El comedor también con el mismo piso de baldosas tenía un mueble que en la familia se lo denominaba trinchante; un aparador donde se guardaban las copas buenas, la vajilla importante. Más allá la cocina, pequeña, con una mesa de madera chiquita que se utilizaba a diario, la bacha de loza blanca y la cocina de cocinar precedida de unos cuarenta o cincuenta centímetros de mesada. Esa casa tenía dos cuartos, ambos con pisos de madera, uno en el centro, con cama matrimonial que daba al comedor con puerta de madera y hojas con vidrio repartido con cortinas diminutas y celosas que impedían ver el interior. Otro chico con dos camas individuales.

Atrás la galería cubierta, con la puerta mosquitero. ¡Los portazos de esa puerta para salir al patio de atrás!, los gritos de mi abuela, -La puerta, ¡la puerta!

Lo más importante que tenía esa casa, eran mis abuelos. Justo, aunque postrado en una cama por un ACV temprano, daba órdenes y creía que orquestaba los pasos de la casa, cuando en realidad era mi abuela la verdadera comandante. Elena una mujer extraordinaria hacía todo y de todo.

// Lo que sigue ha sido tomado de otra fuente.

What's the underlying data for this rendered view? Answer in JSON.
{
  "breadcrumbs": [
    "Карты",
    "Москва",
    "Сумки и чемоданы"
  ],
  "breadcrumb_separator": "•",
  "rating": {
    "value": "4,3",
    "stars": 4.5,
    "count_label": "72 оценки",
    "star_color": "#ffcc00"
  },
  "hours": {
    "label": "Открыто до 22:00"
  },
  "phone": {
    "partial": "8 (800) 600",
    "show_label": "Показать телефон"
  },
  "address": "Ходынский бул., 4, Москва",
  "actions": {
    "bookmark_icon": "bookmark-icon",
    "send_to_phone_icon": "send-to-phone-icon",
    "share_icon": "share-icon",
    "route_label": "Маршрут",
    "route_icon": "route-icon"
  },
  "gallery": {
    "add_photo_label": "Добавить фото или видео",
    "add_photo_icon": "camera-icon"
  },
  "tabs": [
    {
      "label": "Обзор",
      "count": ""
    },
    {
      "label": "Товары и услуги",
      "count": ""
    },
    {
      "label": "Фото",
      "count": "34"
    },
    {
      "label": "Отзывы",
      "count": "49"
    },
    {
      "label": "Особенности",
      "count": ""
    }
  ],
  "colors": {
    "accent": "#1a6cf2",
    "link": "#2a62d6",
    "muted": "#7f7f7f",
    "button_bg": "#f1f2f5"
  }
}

Las comidas con toda la familia los domingos, las sobremesas eternas, el olor a pasta casera, la salsa, las discusiones entre Carlos y Tito, mis tíos, sobre política y religión, las canciones españolas que se cantaban para atemperar la “morriña”. Las lágrimas de mi mamá y la tía Mary disimuladas para que no les descubriéramos el dolor del hijo de inmigrantes.

Sigo viviendo y jugando en esa casa, muchas noches en mis sueños.